Now, this isn’t to say that MacArthur didn’t rightfully draw a penalty; it most clearly was. And, in the bigger picture, it’s one of those stories that almost makes you wonder if real-life sports actually do follow Hollywood scripts.
People just wonder about some other decisions during that overtime, in particular, making it frustrating for some Bruins fans to see the season end in such a way.
Whether they like it or not, that is the case, though.
The Senators took Game 6 by a score of 3-2 (OT), winning their series 4-2. They can breathe a sigh of relief in avoiding a Game 7, an especially valuable bonus since Erik Karlsson had been pushed hard lately, logging more than 40 minutes in a recent game.

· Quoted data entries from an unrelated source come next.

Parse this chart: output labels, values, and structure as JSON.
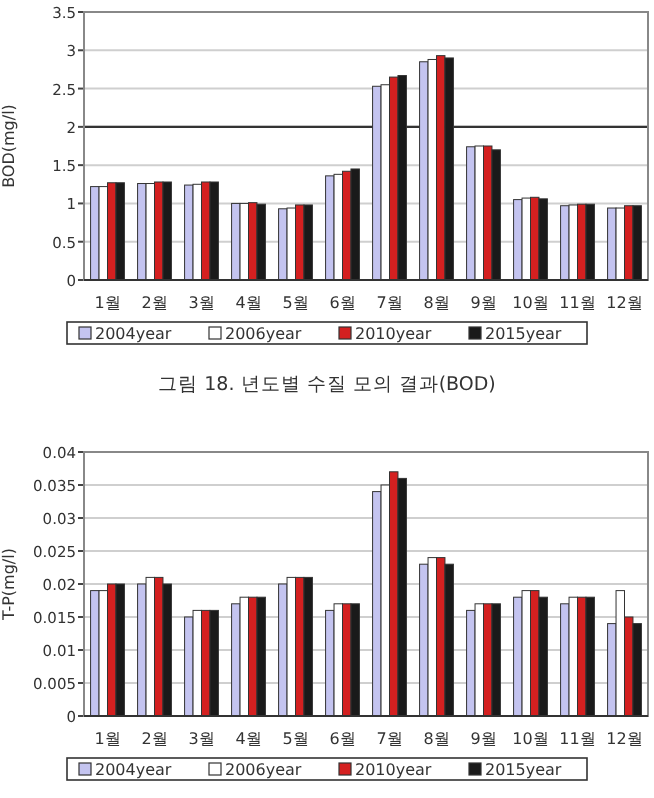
{
  "chart_data": [
    {
      "type": "bar",
      "ylabel": "BOD(mg/l)",
      "categories": [
        "1월",
        "2월",
        "3월",
        "4월",
        "5월",
        "6월",
        "7월",
        "8월",
        "9월",
        "10월",
        "11월",
        "12월"
      ],
      "series": [
        {
          "name": "2004year",
          "color": "#c4c4f0",
          "values": [
            1.22,
            1.26,
            1.24,
            1.0,
            0.93,
            1.36,
            2.53,
            2.85,
            1.74,
            1.05,
            0.97,
            0.94
          ]
        },
        {
          "name": "2006year",
          "color": "#ffffff",
          "values": [
            1.22,
            1.26,
            1.25,
            1.0,
            0.94,
            1.38,
            2.55,
            2.88,
            1.75,
            1.07,
            0.98,
            0.94
          ]
        },
        {
          "name": "2010year",
          "color": "#d42020",
          "values": [
            1.27,
            1.28,
            1.28,
            1.01,
            0.98,
            1.42,
            2.65,
            2.93,
            1.75,
            1.08,
            0.99,
            0.97
          ]
        },
        {
          "name": "2015year",
          "color": "#1a1a1a",
          "values": [
            1.27,
            1.28,
            1.28,
            0.99,
            0.98,
            1.45,
            2.67,
            2.9,
            1.7,
            1.06,
            0.99,
            0.97
          ]
        }
      ],
      "ylim": [
        0,
        3.5
      ],
      "yticks": [
        0,
        0.5,
        1,
        1.5,
        2,
        2.5,
        3,
        3.5
      ],
      "grid": "y",
      "legend": "bottom",
      "ref_lines": [
        {
          "axis": "y",
          "value": 2,
          "color": "#333333"
        }
      ],
      "annotations": [
        "그림 18. 년도별 수질 모의 결과(BOD)"
      ]
    },
    {
      "type": "bar",
      "ylabel": "T-P(mg/l)",
      "categories": [
        "1월",
        "2월",
        "3월",
        "4월",
        "5월",
        "6월",
        "7월",
        "8월",
        "9월",
        "10월",
        "11월",
        "12월"
      ],
      "series": [
        {
          "name": "2004year",
          "color": "#c4c4f0",
          "values": [
            0.019,
            0.02,
            0.015,
            0.017,
            0.02,
            0.016,
            0.034,
            0.023,
            0.016,
            0.018,
            0.017,
            0.014
          ]
        },
        {
          "name": "2006year",
          "color": "#ffffff",
          "values": [
            0.019,
            0.021,
            0.016,
            0.018,
            0.021,
            0.017,
            0.035,
            0.024,
            0.017,
            0.019,
            0.018,
            0.019
          ]
        },
        {
          "name": "2010year",
          "color": "#d42020",
          "values": [
            0.02,
            0.021,
            0.016,
            0.018,
            0.021,
            0.017,
            0.037,
            0.024,
            0.017,
            0.019,
            0.018,
            0.015
          ]
        },
        {
          "name": "2015year",
          "color": "#1a1a1a",
          "values": [
            0.02,
            0.02,
            0.016,
            0.018,
            0.021,
            0.017,
            0.036,
            0.023,
            0.017,
            0.018,
            0.018,
            0.014
          ]
        }
      ],
      "ylim": [
        0,
        0.04
      ],
      "yticks": [
        0,
        0.005,
        0.01,
        0.015,
        0.02,
        0.025,
        0.03,
        0.035,
        0.04
      ],
      "grid": "y",
      "legend": "bottom"
    }
  ]
}
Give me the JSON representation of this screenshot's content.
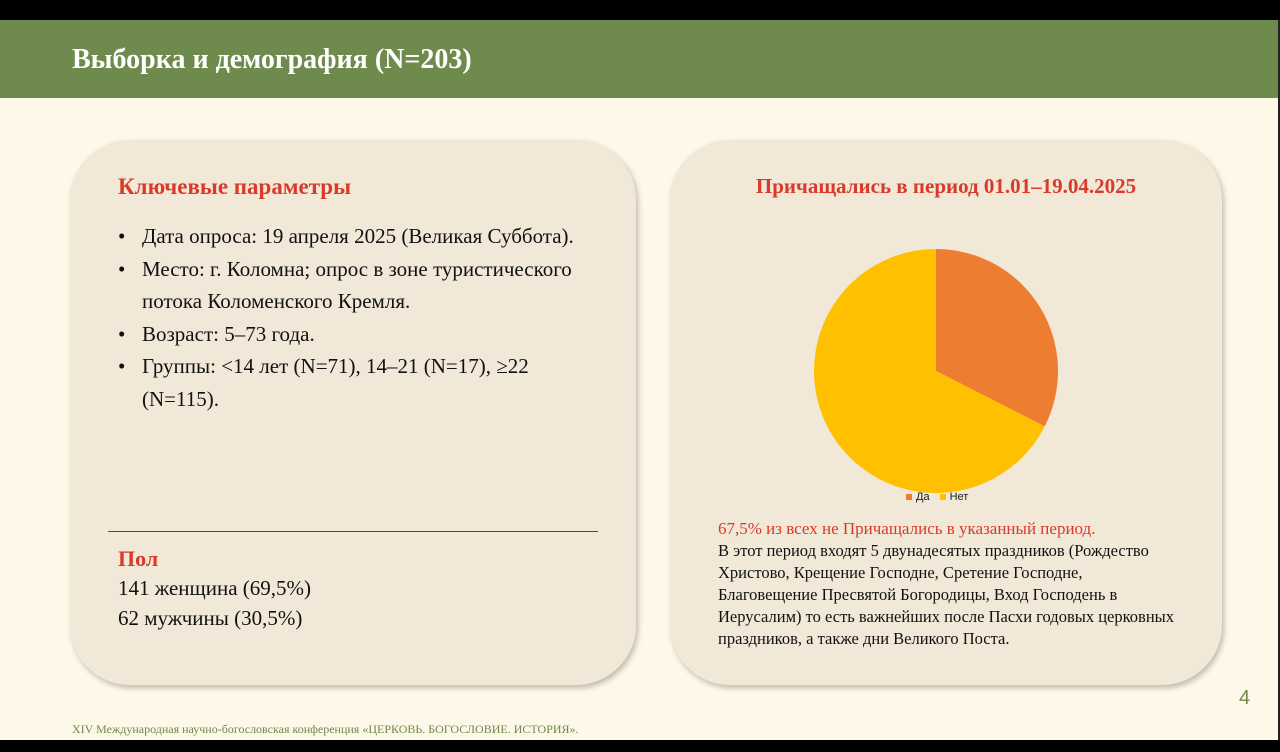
{
  "slide": {
    "title": "Выборка и демография (N=203)",
    "footer": "XIV Международная научно-богословская конференция «ЦЕРКОВЬ. БОГОСЛОВИЕ. ИСТОРИЯ».",
    "page_number": "4",
    "colors": {
      "header": "#6e8a4c",
      "background": "#fdf8e8",
      "card": "#f1e8d8",
      "accent_red": "#d93a2a",
      "divider": "#2b4a8f"
    }
  },
  "params": {
    "heading": "Ключевые параметры",
    "bullet_char": "•",
    "bullets": [
      "Дата опроса: 19 апреля 2025 (Великая Суббота).",
      "Место: г. Коломна; опрос в зоне туристического потока Коломенского Кремля.",
      "Возраст: 5–73 года.",
      "Группы: <14 лет (N=71), 14–21 (N=17), ≥22 (N=115)."
    ]
  },
  "gender": {
    "heading": "Пол",
    "lines": [
      "141 женщина (69,5%)",
      "62 мужчины (30,5%)"
    ]
  },
  "communion": {
    "note_red": "67,5% из всех не Причащались в указанный период.",
    "note_body": "В этот период входят 5 двунадесятых праздников (Рождество Христово, Крещение Господне, Сретение Господне, Благовещение Пресвятой Богородицы, Вход Господень в Иерусалим) то есть важнейших после Пасхи годовых церковных праздников, а также дни Великого Поста."
  },
  "chart_data": {
    "type": "pie",
    "title": "Причащались в период 01.01–19.04.2025",
    "categories": [
      "Да",
      "Нет"
    ],
    "values": [
      32.5,
      67.5
    ],
    "colors": [
      "#ed7d31",
      "#ffc000"
    ],
    "legend_position": "bottom"
  }
}
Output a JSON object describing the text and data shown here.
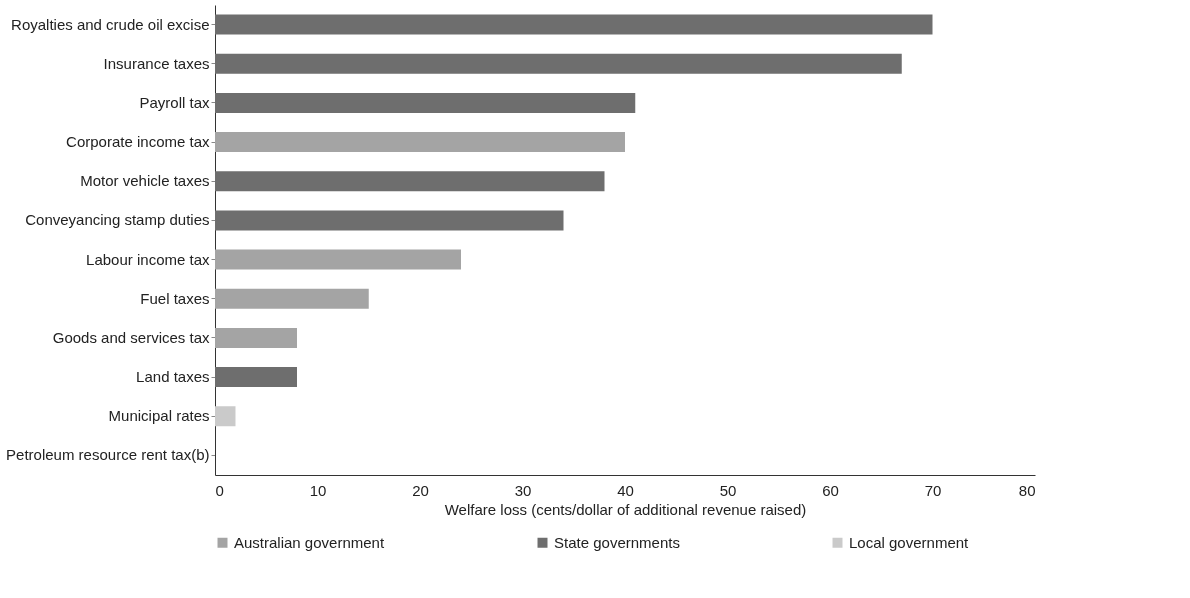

Ottawa avoids a do-or-die contest. Instead, they’ll face the New York Rangers in the next round while the Bruins enter the summer following an up-and-down campaign.
Every game in this Senators – Bruins series has been decided by one goal, so why not send Game 6 to overtime?
Oh, and speaking of overtime, this contest going beyond regulation makes it 17 OT games, tying an NHL record for the most in a single round.
Ottawa appeared to take a “lazy change” with a 2-1 lead, and Patrice Bergeron made the Senators pay, putting in a rebound to collect the goal that eventually sent this contest to overtime.